Pour la première fois depuis son retour à la Maison Blanche, Donald Trump a ordonné une intervention militaire directe des États-Unis au Nigeria. Le président américain a annoncé, le 25 décembre, une série de frappes aériennes contre des positions de l’organisation État islamique dans le nord-ouest du pays, affirmant agir « à la demande des autorités nigérianes » et au nom de la protection des chrétiens.
Une démonstration de force revendiquée
Sur sa plateforme Truth Social, Donald Trump n’a pas cherché la nuance. Il a revendiqué de « nombreuses frappes meurtrières », qualifiées de « parfaites », menées le jour de Noël par ce qu’il a appelé le « ministère de la guerre », en référence au Pentagone. Le président américain a assorti cette annonce d’une mise en garde : de nouvelles attaques suivront si les violences visant des chrétiens se poursuivent.
Le commandement américain pour l’Afrique (AFRICOM) a confirmé l’opération, précisant que les frappes ont touché des combattants de l’État islamique dans l’État de Sokoto, avec l’appui explicite des autorités nigérianes.
Abuja confirme, Washington remercie
Le chef du Pentagone, Pete Hegseth, a salué la coopération sécuritaire entre Washington et Abuja, remerciant le gouvernement nigérian pour son soutien. De son côté, le ministère nigérian des affaires étrangères a officiellement confirmé l’intervention américaine, soulignant l’existence d’un partenariat sécuritaire « structuré » avec les États-Unis pour faire face à la menace persistante du terrorisme et de l’extrémisme violent.
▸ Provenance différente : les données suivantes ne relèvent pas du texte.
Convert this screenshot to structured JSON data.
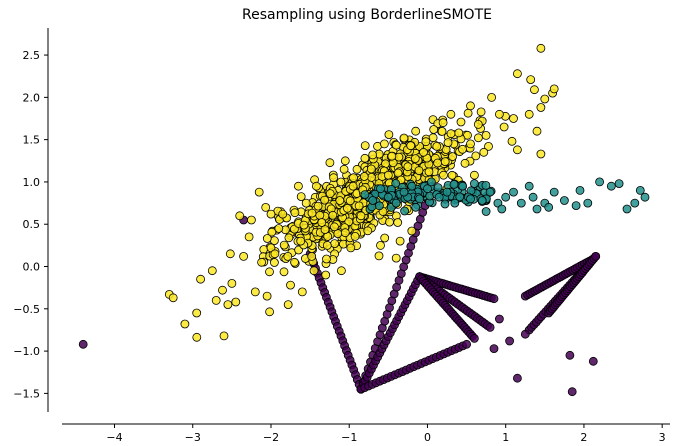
{
  "chart_data": {
    "type": "scatter",
    "title": "Resampling using BorderlineSMOTE",
    "xlabel": "",
    "ylabel": "",
    "xlim": [
      -4.85,
      3.1
    ],
    "ylim": [
      -1.72,
      2.82
    ],
    "xticks": [
      -4,
      -3,
      -2,
      -1,
      0,
      1,
      2,
      3
    ],
    "yticks": [
      -1.5,
      -1.0,
      -0.5,
      0.0,
      0.5,
      1.0,
      1.5,
      2.0,
      2.5
    ],
    "ytick_labels": [
      "−1.5",
      "−1.0",
      "−0.5",
      "0.0",
      "0.5",
      "1.0",
      "1.5",
      "2.0",
      "2.5"
    ],
    "xtick_labels": [
      "−4",
      "−3",
      "−2",
      "−1",
      "0",
      "1",
      "2",
      "3"
    ],
    "grid": false,
    "legend": "none",
    "spines": {
      "top": false,
      "right": false
    },
    "series": [
      {
        "color": "#fde725",
        "description_class": "majority",
        "points": [
          [
            1.45,
            2.58
          ],
          [
            1.15,
            2.28
          ],
          [
            1.32,
            2.21
          ],
          [
            1.6,
            2.05
          ],
          [
            1.62,
            2.1
          ],
          [
            1.5,
            1.98
          ],
          [
            1.45,
            1.88
          ],
          [
            0.82,
            2.0
          ],
          [
            0.92,
            1.8
          ],
          [
            1.1,
            1.75
          ],
          [
            1.3,
            1.8
          ],
          [
            1.4,
            1.6
          ],
          [
            1.45,
            1.33
          ],
          [
            1.15,
            1.38
          ],
          [
            0.7,
            1.72
          ],
          [
            0.55,
            1.9
          ],
          [
            0.98,
            1.65
          ],
          [
            0.75,
            1.55
          ],
          [
            1.08,
            1.48
          ],
          [
            0.78,
            1.42
          ],
          [
            -3.3,
            -0.33
          ],
          [
            -3.25,
            -0.37
          ],
          [
            -3.1,
            -0.68
          ],
          [
            -2.95,
            -0.55
          ],
          [
            -2.9,
            -0.15
          ],
          [
            -2.75,
            -0.05
          ],
          [
            -2.6,
            -0.82
          ],
          [
            -2.62,
            -0.28
          ],
          [
            -2.55,
            -0.45
          ],
          [
            -2.5,
            -0.2
          ],
          [
            -2.45,
            -0.42
          ],
          [
            -2.35,
            0.12
          ],
          [
            -2.28,
            0.35
          ],
          [
            -2.2,
            -0.3
          ],
          [
            -2.12,
            0.05
          ],
          [
            -2.05,
            -0.35
          ],
          [
            -2.0,
            0.22
          ],
          [
            -1.9,
            0.45
          ],
          [
            -1.85,
            0.62
          ],
          [
            -1.78,
            -0.45
          ],
          [
            -1.75,
            -0.22
          ],
          [
            -1.62,
            0.3
          ],
          [
            -1.55,
            0.75
          ],
          [
            -1.48,
            0.12
          ],
          [
            -1.42,
            0.95
          ],
          [
            -1.35,
            0.52
          ],
          [
            -1.28,
            0.25
          ],
          [
            -1.2,
            1.05
          ],
          [
            -1.12,
            0.78
          ],
          [
            -1.05,
            0.4
          ],
          [
            -0.98,
            0.22
          ],
          [
            -0.95,
            0.95
          ],
          [
            -0.9,
            1.15
          ],
          [
            -0.85,
            0.6
          ],
          [
            -0.8,
            1.28
          ],
          [
            -0.75,
            0.85
          ],
          [
            -0.7,
            1.32
          ],
          [
            -0.62,
            0.98
          ],
          [
            -0.55,
            1.45
          ],
          [
            -0.5,
            1.08
          ],
          [
            -0.45,
            0.75
          ],
          [
            -0.38,
            0.52
          ],
          [
            -0.3,
            1.52
          ],
          [
            -0.25,
            1.18
          ],
          [
            -0.2,
            0.42
          ],
          [
            -0.15,
            1.6
          ],
          [
            -0.1,
            0.9
          ],
          [
            -0.05,
            1.35
          ],
          [
            0.02,
            1.12
          ],
          [
            0.08,
            1.62
          ],
          [
            0.12,
            1.42
          ],
          [
            0.2,
            1.7
          ],
          [
            0.25,
            0.92
          ],
          [
            0.32,
            1.3
          ],
          [
            0.4,
            1.58
          ],
          [
            0.48,
            1.22
          ],
          [
            0.55,
            1.45
          ],
          [
            0.6,
            1.08
          ],
          [
            0.65,
            1.68
          ],
          [
            0.72,
            1.35
          ],
          [
            -2.15,
            0.88
          ],
          [
            -2.0,
            0.62
          ],
          [
            -1.95,
            0.15
          ],
          [
            -1.7,
            0.05
          ],
          [
            -1.6,
            -0.3
          ],
          [
            -1.45,
            -0.05
          ],
          [
            -1.3,
            -0.1
          ],
          [
            -1.1,
            -0.05
          ],
          [
            -0.6,
            0.25
          ],
          [
            -0.4,
            0.1
          ],
          [
            -2.4,
            0.6
          ],
          [
            -2.25,
            0.55
          ],
          [
            -2.52,
            0.15
          ],
          [
            -2.7,
            -0.4
          ],
          [
            -1.65,
            0.95
          ],
          [
            -1.05,
            1.25
          ],
          [
            -0.35,
            0.3
          ],
          [
            0.3,
            1.8
          ]
        ]
      },
      {
        "color": "#21918c",
        "description_class": "middle",
        "points": [
          [
            -0.7,
            0.78
          ],
          [
            -0.6,
            0.92
          ],
          [
            -0.5,
            0.82
          ],
          [
            -0.4,
            0.75
          ],
          [
            -0.3,
            0.88
          ],
          [
            -0.2,
            0.95
          ],
          [
            -0.1,
            0.8
          ],
          [
            0.0,
            0.92
          ],
          [
            0.05,
            1.0
          ],
          [
            0.15,
            0.82
          ],
          [
            0.25,
            0.88
          ],
          [
            0.35,
            0.75
          ],
          [
            0.45,
            0.95
          ],
          [
            0.55,
            0.8
          ],
          [
            0.7,
            0.78
          ],
          [
            0.8,
            0.88
          ],
          [
            0.9,
            0.75
          ],
          [
            1.0,
            0.82
          ],
          [
            1.1,
            0.88
          ],
          [
            0.75,
            0.65
          ],
          [
            0.95,
            0.68
          ],
          [
            1.2,
            0.75
          ],
          [
            1.35,
            0.82
          ],
          [
            1.5,
            0.75
          ],
          [
            1.62,
            0.88
          ],
          [
            1.75,
            0.78
          ],
          [
            1.9,
            0.72
          ],
          [
            2.05,
            0.75
          ],
          [
            2.2,
            1.0
          ],
          [
            2.35,
            0.95
          ],
          [
            2.45,
            0.98
          ],
          [
            2.55,
            0.68
          ],
          [
            2.65,
            0.75
          ],
          [
            2.72,
            0.9
          ],
          [
            2.78,
            0.82
          ],
          [
            1.95,
            0.9
          ],
          [
            1.55,
            0.7
          ],
          [
            1.4,
            0.68
          ],
          [
            -0.8,
            0.85
          ],
          [
            -0.15,
            0.7
          ],
          [
            0.6,
            0.98
          ],
          [
            1.3,
            0.95
          ]
        ]
      },
      {
        "color": "#440154",
        "description_class": "minority",
        "points": [
          [
            -4.4,
            -0.92
          ],
          [
            -2.35,
            0.55
          ],
          [
            1.05,
            -0.88
          ],
          [
            1.25,
            -0.8
          ],
          [
            1.82,
            -1.05
          ],
          [
            2.12,
            -1.12
          ],
          [
            1.15,
            -1.32
          ],
          [
            1.85,
            -1.48
          ],
          [
            0.85,
            -0.97
          ],
          [
            0.92,
            -0.62
          ]
        ],
        "segments": [
          [
            [
              -1.5,
              0.15
            ],
            [
              -0.85,
              -1.45
            ]
          ],
          [
            [
              -0.85,
              -1.45
            ],
            [
              0.0,
              0.8
            ]
          ],
          [
            [
              -0.85,
              -1.45
            ],
            [
              -0.1,
              -0.12
            ]
          ],
          [
            [
              -0.85,
              -1.45
            ],
            [
              0.5,
              -0.92
            ]
          ],
          [
            [
              -0.1,
              -0.12
            ],
            [
              0.85,
              -0.38
            ]
          ],
          [
            [
              -0.1,
              -0.12
            ],
            [
              0.8,
              -0.72
            ]
          ],
          [
            [
              -0.1,
              -0.12
            ],
            [
              0.6,
              -0.85
            ]
          ],
          [
            [
              1.3,
              -0.75
            ],
            [
              2.15,
              0.12
            ]
          ],
          [
            [
              1.25,
              -0.35
            ],
            [
              2.1,
              0.08
            ]
          ],
          [
            [
              1.55,
              -0.55
            ],
            [
              2.15,
              0.12
            ]
          ]
        ]
      }
    ]
  }
}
Cette coordination marque une étape symbolique : jamais, sous Donald Trump, les forces américaines n’avaient mené d’opération militaire directe dans le pays le plus peuplé d’Afrique.
Une lecture religieuse contestée
Donald Trump justifie son action par ce qu’il décrit comme une « menace existentielle » pesant sur les chrétiens du Nigeria, allant jusqu’à employer le terme de « génocide » ces dernières semaines. Une lecture vivement contestée par le gouvernement nigérian et par de nombreux analystes indépendants, qui refusent d’y voir une persécution religieuse systématique.
Le Nigeria reste profondément fragmenté : un sud majoritairement chrétien, un nord à dominante musulmane, et une mosaïque de conflits où les victimes sont aussi bien chrétiennes que musulmanes. Les violences sont souvent liées à des facteurs sécuritaires, économiques et fonciers plutôt qu’à la seule religion.
Un pays sous pression sécuritaire permanente
Au-delà du djihadisme actif dans le nord-est, le nord-ouest du Nigeria est miné par des groupes armés qualifiés de « bandits », spécialisés dans les pillages et les enlèvements contre rançon. Le centre du pays est, lui, le théâtre d’affrontements récurrents entre éleveurs et agriculteurs, sur fond de tensions liées à l’accès à la terre et aux ressources.
L’ONU alerte par ailleurs sur une recrudescence inquiétante des enlèvements de masse, notamment d’écoliers, mais aussi de fidèles ciblés dans des lieux de culte. Selon un rapport récent du cabinet SBM Intelligence, basé à Lagos, les enlèvements contre rançon se sont transformés en une véritable industrie criminelle, générant environ 1,66 million de dollars entre juillet 2024 et juin 2025.
Une décision aux répercussions diplomatiques
Cette intervention américaine intervient dans un contexte de relations tendues. Washington a récemment réinscrit le Nigeria sur la liste des pays « particulièrement préoccupants » en matière de liberté religieuse et a restreint l’octroi de visas à ses ressortissants. Les frappes annoncées par Donald Trump pourraient ainsi redéfinir, durablement, la coopération sécuritaire entre les deux pays, tout en ravivant le débat sur la lecture religieuse des crises nigérianes.